The one thing that’s clear about the financial forecasts that experts made for 2014 is that virtually all of them delivered premature advice. Most significantly, projections of rising interest rates and disastrous downticks in bond prices didn’t materialize.
So, when we tell you that projections for 2015 by economic and stock-market experts are strikingly similar to what the pros said would happen for 2014, we wouldn’t blame anyone for thinking, “Yeah, right.” However, the evidence to support such a forecast for 2015 is much stronger than what existed a year ago.
What’s different in 2015 is that Federal Reserve signaled that it no longer plans to prop up the U.S. economy by flooding it with new money and freezing interest rates at record lows. Further, central banks around the world seemingly are following The Fed’s former policy by trying to boost their economies and daring investors to put money overseas. Meanwhile, the bull stock market has become the fourth-longest upswing in the past 80 years, reaching record highs and raising experts’ concerns that the market is more likely to go down than to keep rising. Such a market environment puts a premium on picking the right stocks over buying a basket of stocks, such as an index fund, based on an expectation that a surging market will generate gains. In addition, investor-sentiment gauges show that consumers feel better about the stock market than they did even during the highflying 30-plus percent surge in 2013.
When investors are feeling bulletproof—as they appeared to be at press time after the market avoided a late-2014 meltdown and rebounded to new highs in October 2014—it’s typically time to invest in Kevlar suits and look for a bunker. That’s because the market historically punishes overconfidence with increased volatility, if not an outright downturn (although not a major collapse).
If you ignored the prognostications for 2014 and didn’t change your tactics, you weren’t punished for your inactivity, because 2014 proved to be a decent year just by sticking with what had worked during the booming market of 2013. We believe that you might not be so lucky letting things ride in 2015. Consumers will encounter rising interest rates and an improving economy at a time when a bull market is aging and you have a little extra disposable income because of a decrease in gasoline prices. How should investors navigate all of those factors in 2015? Read on.
RISING RATES. For all of the talk of interest rates rising, the earliest that The Fed is likely to move is mid-2015. Fed Chair Janet Yellen said in March 2014 to expect no interest-rate increases until 6 months after the central bank was done with quantitative easing. Quantitative easing is the aggressive bond- and debt-buying policy that The Fed has used since the global financial crisis of 2008 to prop up the economy and, in turn, the stock market.

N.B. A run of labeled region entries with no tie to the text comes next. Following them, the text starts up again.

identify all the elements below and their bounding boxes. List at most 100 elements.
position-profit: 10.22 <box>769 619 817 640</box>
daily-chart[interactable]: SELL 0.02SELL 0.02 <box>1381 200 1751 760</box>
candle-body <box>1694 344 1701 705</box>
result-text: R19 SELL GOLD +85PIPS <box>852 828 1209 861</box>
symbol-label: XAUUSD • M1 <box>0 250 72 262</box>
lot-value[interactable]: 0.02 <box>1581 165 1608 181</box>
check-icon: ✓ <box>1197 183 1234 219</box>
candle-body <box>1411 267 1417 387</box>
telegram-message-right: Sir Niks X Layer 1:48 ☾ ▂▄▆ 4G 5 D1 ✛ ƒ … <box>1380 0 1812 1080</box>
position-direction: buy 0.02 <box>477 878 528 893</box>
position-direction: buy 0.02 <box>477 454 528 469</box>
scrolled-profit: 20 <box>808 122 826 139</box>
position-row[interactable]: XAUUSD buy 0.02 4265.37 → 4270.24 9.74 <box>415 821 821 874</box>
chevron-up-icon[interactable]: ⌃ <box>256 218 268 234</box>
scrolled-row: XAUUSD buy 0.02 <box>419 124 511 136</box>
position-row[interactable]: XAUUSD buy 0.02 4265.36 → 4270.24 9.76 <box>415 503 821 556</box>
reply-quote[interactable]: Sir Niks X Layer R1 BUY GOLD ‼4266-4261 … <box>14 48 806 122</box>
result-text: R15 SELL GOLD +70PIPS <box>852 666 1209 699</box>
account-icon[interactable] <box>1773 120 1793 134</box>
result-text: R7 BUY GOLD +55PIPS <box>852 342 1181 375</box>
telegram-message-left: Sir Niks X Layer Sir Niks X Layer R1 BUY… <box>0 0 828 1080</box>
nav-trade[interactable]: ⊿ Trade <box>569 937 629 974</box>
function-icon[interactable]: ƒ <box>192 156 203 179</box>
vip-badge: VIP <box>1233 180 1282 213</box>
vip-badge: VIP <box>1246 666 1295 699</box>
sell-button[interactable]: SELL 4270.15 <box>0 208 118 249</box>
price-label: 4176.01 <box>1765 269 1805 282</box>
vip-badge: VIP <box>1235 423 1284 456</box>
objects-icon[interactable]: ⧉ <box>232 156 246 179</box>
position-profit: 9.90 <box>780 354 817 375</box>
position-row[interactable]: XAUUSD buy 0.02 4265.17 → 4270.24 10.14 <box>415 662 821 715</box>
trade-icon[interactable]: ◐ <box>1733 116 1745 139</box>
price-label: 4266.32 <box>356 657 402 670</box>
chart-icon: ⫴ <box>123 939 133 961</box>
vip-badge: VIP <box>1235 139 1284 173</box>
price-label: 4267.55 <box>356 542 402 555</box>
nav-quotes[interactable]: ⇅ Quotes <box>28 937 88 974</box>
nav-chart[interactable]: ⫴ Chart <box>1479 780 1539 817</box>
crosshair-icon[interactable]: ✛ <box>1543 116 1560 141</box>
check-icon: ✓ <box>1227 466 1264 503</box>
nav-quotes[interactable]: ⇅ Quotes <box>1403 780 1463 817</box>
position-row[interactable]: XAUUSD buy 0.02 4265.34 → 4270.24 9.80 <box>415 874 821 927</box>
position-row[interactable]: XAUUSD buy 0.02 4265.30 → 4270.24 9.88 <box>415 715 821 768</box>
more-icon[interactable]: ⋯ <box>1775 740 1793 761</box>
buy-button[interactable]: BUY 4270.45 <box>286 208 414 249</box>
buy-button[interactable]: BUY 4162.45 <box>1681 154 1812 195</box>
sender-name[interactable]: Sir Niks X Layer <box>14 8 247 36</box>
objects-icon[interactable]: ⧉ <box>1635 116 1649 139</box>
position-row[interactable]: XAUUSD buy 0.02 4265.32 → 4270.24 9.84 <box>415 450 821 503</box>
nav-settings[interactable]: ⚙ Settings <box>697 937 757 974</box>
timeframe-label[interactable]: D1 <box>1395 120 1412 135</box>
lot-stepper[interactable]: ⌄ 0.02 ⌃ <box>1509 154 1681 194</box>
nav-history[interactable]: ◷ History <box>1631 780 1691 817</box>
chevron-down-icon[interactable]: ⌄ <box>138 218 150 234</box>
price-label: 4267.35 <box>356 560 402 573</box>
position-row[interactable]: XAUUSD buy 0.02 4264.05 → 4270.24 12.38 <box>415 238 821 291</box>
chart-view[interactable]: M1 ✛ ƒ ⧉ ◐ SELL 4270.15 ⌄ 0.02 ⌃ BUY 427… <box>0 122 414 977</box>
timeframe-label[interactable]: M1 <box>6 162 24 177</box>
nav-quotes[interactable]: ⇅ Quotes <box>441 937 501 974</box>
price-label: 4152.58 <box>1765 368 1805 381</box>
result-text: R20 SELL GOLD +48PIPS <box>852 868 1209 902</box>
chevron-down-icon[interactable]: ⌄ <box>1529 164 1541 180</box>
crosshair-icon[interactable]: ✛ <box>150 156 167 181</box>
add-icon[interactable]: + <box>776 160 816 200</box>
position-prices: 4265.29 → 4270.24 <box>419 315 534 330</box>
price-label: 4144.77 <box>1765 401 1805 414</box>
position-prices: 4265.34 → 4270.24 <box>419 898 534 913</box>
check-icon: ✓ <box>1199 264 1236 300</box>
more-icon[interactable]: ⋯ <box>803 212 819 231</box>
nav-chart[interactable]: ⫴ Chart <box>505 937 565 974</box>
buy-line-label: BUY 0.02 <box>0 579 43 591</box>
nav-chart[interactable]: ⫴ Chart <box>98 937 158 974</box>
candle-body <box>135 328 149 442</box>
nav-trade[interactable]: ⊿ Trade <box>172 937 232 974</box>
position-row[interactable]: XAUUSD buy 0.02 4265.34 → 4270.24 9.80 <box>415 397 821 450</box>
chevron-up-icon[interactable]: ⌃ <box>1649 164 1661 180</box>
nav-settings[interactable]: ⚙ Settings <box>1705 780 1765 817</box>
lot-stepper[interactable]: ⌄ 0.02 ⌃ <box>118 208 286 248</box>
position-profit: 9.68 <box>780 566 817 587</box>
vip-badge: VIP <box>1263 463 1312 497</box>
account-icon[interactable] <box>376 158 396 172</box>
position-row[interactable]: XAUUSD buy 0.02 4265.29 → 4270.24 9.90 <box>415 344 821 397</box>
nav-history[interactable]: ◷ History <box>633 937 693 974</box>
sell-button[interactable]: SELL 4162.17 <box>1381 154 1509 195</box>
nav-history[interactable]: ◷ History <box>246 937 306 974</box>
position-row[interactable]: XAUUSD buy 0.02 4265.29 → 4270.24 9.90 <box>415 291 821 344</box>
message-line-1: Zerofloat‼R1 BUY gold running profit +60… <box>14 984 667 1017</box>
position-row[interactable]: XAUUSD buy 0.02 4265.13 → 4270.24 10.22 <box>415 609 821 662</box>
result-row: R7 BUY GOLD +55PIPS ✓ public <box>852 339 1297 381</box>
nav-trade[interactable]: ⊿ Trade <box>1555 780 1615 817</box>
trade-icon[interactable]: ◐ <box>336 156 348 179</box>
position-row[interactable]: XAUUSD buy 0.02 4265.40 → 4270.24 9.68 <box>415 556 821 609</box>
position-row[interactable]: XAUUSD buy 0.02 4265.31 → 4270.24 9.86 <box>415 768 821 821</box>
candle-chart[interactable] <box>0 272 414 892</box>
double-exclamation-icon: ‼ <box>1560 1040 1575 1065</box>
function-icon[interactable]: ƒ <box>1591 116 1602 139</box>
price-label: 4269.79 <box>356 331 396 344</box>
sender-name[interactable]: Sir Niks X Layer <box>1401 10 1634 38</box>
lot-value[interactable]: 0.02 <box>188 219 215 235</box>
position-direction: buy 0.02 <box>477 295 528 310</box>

Quantitative easing held interest rates low and dared consumers to buy stocks rather than “fight the Fed.”
Retirement Investing in a Rising-Rate Environment
The Fed began to empty the punch bowl that’s quantitative easing in fall 2014. If you add a few months for Yellen to make sure that the economic data are stable before you start the 6-month countdown clock, then the earliest that you should expect to see a rate hike is June 2015. Barring a sudden change in employment data, The Fed will hold out for as long as possible to make sure that the stock market doesn’t crack when rates finally move. The waiting game is designed to let Wall Street anticipate the moves and price them in before they happen, so the actual rate hikes don’t create massive volatility, like what happened in 2012. That year, former Fed Chairman Ben Bernanke’s hints at a change in policy sent the stock market into a tizzy.
Removing quantitative easing won’t end the investment party, but it changes the refreshments. For savers and investors, the results will look appealing compared with what has been available for nearly the past decade, but they won’t quench your thirst for larger, safer investment gains. For example, in the final months of 2014, banks started to advertise rates on 3- and 5-year certificates of deposit (CDs) as though a return of 1.4 percent were something to cheer about. Such returns aren’t, because, at such a rate, it will take at least 50 years for you to double your money.
Greg McBride, who is the chief analyst at Bankrate.com, cautions against being sucked in by early offers for longer term CDs, because doing so will lock up money at a yield that will be too low when The Fed finally moves in 2015. The consensus among experts whom we interviewed is that The Fed will take two steps up the rate-hike ladder, each likely to be 0.25 percentage point, by the end of 2015. The first of the two rate hikes could come as early as June 2015, says Russ Koesterich, who is the global chief equity strategist for investment-management company BlackRock.